I naively assumed, that the complex number multiplication would be inlined by the compiler, for example for this function:

#include <complex>

void mult(std::complex<double> &a, std::complex<double> &b){
    a*=b;
}

However, when complied by gcc (with -O2), the resulting assembler is surprising (at least for me):

mult(std::complex<double>&, std::complex<double>&):
        pushq   %rbx
        movsd   8(%rdi), %xmm3
        movsd   (%rdi), %xmm2
        movq    %rdi, %rbx
        movsd   8(%rsi), %xmm1
        movsd   (%rsi), %xmm0
        call    __muldc3
        movsd   %xmm0, (%rbx)
        movsd   %xmm1, 8(%rbx)
        popq    %rbx
        ret

There is a call to this function __multdc3, which somehow replaced the call to the operator*= (its mangled name would be _ZNSt7complexIdEmLIdEERS0_RKS_IT_E and the complex number would be passed per reference).

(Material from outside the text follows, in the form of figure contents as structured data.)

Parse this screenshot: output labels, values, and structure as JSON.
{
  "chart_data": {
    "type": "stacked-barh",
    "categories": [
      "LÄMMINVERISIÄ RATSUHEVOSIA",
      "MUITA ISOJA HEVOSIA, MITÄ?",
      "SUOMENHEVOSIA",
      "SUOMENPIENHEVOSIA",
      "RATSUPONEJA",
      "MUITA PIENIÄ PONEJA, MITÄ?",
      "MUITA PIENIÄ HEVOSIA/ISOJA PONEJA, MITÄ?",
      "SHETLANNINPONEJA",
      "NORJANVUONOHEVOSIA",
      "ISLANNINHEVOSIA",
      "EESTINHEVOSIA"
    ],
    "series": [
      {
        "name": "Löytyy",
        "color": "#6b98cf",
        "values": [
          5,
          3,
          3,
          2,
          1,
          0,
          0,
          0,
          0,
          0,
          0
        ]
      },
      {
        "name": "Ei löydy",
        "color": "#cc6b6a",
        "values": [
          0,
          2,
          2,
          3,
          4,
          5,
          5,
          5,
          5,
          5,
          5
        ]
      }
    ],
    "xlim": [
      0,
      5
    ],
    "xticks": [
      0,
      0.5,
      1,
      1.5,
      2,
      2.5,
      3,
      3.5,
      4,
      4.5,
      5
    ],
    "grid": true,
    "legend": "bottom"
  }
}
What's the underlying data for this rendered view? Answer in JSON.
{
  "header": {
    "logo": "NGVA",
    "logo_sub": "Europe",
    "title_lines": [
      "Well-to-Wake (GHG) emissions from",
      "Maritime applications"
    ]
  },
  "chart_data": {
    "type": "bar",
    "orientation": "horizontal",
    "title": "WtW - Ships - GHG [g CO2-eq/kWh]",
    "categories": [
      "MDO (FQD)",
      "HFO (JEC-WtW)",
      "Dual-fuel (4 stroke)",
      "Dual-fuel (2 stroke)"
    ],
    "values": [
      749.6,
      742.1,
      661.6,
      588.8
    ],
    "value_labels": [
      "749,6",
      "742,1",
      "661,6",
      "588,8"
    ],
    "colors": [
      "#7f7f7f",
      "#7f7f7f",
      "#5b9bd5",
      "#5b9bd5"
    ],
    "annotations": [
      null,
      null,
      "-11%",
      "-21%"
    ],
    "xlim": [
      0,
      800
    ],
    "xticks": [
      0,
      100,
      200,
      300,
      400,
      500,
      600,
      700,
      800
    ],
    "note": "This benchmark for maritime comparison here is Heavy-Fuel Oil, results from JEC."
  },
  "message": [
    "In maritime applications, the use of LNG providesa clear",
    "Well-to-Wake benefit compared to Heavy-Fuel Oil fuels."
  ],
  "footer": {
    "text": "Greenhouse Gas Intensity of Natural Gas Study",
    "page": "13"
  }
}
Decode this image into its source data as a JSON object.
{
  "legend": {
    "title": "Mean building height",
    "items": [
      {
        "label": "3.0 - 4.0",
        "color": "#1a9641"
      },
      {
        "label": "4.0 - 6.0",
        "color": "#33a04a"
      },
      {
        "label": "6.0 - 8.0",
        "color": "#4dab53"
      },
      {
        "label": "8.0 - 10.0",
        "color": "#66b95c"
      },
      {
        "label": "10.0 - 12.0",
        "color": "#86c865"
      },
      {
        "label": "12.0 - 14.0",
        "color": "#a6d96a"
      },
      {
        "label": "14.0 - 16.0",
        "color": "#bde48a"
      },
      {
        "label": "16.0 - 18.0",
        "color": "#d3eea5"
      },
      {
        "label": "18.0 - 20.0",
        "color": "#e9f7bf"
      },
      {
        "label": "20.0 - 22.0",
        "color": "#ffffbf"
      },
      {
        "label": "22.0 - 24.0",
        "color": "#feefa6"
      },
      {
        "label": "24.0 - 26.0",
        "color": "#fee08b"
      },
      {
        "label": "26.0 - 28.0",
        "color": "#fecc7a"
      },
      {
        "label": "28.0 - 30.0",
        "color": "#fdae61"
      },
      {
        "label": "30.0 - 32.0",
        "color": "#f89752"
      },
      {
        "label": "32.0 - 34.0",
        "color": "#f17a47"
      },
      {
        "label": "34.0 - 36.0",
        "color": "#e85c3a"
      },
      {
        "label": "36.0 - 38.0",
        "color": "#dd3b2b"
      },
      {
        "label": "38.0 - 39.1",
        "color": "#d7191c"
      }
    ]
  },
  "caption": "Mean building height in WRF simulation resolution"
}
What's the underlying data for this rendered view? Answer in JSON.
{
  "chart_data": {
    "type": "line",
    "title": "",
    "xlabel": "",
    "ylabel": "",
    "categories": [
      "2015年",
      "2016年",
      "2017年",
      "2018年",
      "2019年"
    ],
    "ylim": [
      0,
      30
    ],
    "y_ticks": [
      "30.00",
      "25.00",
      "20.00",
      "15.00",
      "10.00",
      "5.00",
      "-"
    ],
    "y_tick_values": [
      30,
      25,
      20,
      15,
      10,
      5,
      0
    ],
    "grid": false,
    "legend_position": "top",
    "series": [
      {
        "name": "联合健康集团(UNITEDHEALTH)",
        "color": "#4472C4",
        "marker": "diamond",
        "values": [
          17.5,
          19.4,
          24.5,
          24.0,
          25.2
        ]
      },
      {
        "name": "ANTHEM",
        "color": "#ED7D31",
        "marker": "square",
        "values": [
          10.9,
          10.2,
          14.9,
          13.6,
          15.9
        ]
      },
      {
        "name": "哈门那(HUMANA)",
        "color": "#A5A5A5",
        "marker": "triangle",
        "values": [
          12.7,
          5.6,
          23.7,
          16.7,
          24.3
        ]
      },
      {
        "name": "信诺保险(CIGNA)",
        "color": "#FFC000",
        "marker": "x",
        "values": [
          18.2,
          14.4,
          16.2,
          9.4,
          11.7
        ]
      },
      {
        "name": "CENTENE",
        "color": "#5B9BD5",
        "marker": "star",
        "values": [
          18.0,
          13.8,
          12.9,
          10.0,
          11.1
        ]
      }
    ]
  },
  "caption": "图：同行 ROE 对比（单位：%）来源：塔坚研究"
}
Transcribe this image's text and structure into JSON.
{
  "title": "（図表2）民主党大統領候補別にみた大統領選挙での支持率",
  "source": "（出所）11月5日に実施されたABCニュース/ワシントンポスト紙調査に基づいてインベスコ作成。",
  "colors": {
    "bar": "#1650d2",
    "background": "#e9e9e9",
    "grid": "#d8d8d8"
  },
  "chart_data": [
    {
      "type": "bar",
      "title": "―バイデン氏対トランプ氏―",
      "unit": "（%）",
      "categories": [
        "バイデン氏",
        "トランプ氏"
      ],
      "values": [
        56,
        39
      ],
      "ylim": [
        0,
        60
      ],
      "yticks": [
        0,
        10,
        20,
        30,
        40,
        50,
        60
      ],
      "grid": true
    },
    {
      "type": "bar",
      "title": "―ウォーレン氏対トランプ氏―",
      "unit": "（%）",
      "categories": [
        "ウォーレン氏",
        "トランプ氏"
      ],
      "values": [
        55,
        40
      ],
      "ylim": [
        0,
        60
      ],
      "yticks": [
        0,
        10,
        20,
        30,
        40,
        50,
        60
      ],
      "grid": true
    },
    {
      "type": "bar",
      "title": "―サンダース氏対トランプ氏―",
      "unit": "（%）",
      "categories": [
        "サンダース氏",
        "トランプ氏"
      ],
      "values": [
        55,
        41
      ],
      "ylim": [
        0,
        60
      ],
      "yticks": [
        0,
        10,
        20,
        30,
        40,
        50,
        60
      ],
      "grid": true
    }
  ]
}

However, there seems to be nothing special in the implementation of the operator*= which would explain the magic:

// 26.2.5/13
  // XXX: This is a grammar school implementation.
  template<typename _Tp>
    template<typename _Up>
    complex<_Tp>&
    complex<_Tp>::operator*=(const complex<_Up>& __z)
    {
      const _Tp __r = _M_real * __z.real() - _M_imag * __z.imag();
      _M_imag = _M_real * __z.imag() + _M_imag * __z.real();
      _M_real = __r;
      return *this;
}

I must be missing something, thus my question: What is the reason for the resulting assembler?

Answer 1

You should note that it is, strictly speaking, "wrong" to implement the complex floating point multiplication by the formula

(a+i*b)*(c + i*d) = a*c - b*d + i*(b*c + a*d)

I write wrong in quotes, because the C++ standard does not actually require correct implementation. C does specify it in the some appendix.

The simple implementation does not give correct results with Inf and/or NaN in the input.

consider (Inf + 0*i)*(Inf + 0*i): Clearly, for consistent behavior, the result should be the same as for real floating point, namely Inf, or (Inf + 0*i), respectively. However, the formula above gives Inf + i*NaN.

So I could imagine that __muldc3 is a longer function that handles these cases correctly.

When the call goes away with -ffast-math then this is most likely the explanation.

Answer 2

At least for plain C, gcc follows the somewhat crazy C99 annex f (?) rules for complex multiply/divide; perhaps for c++ as well. Try -fast-math or -fcx-fortran-rules.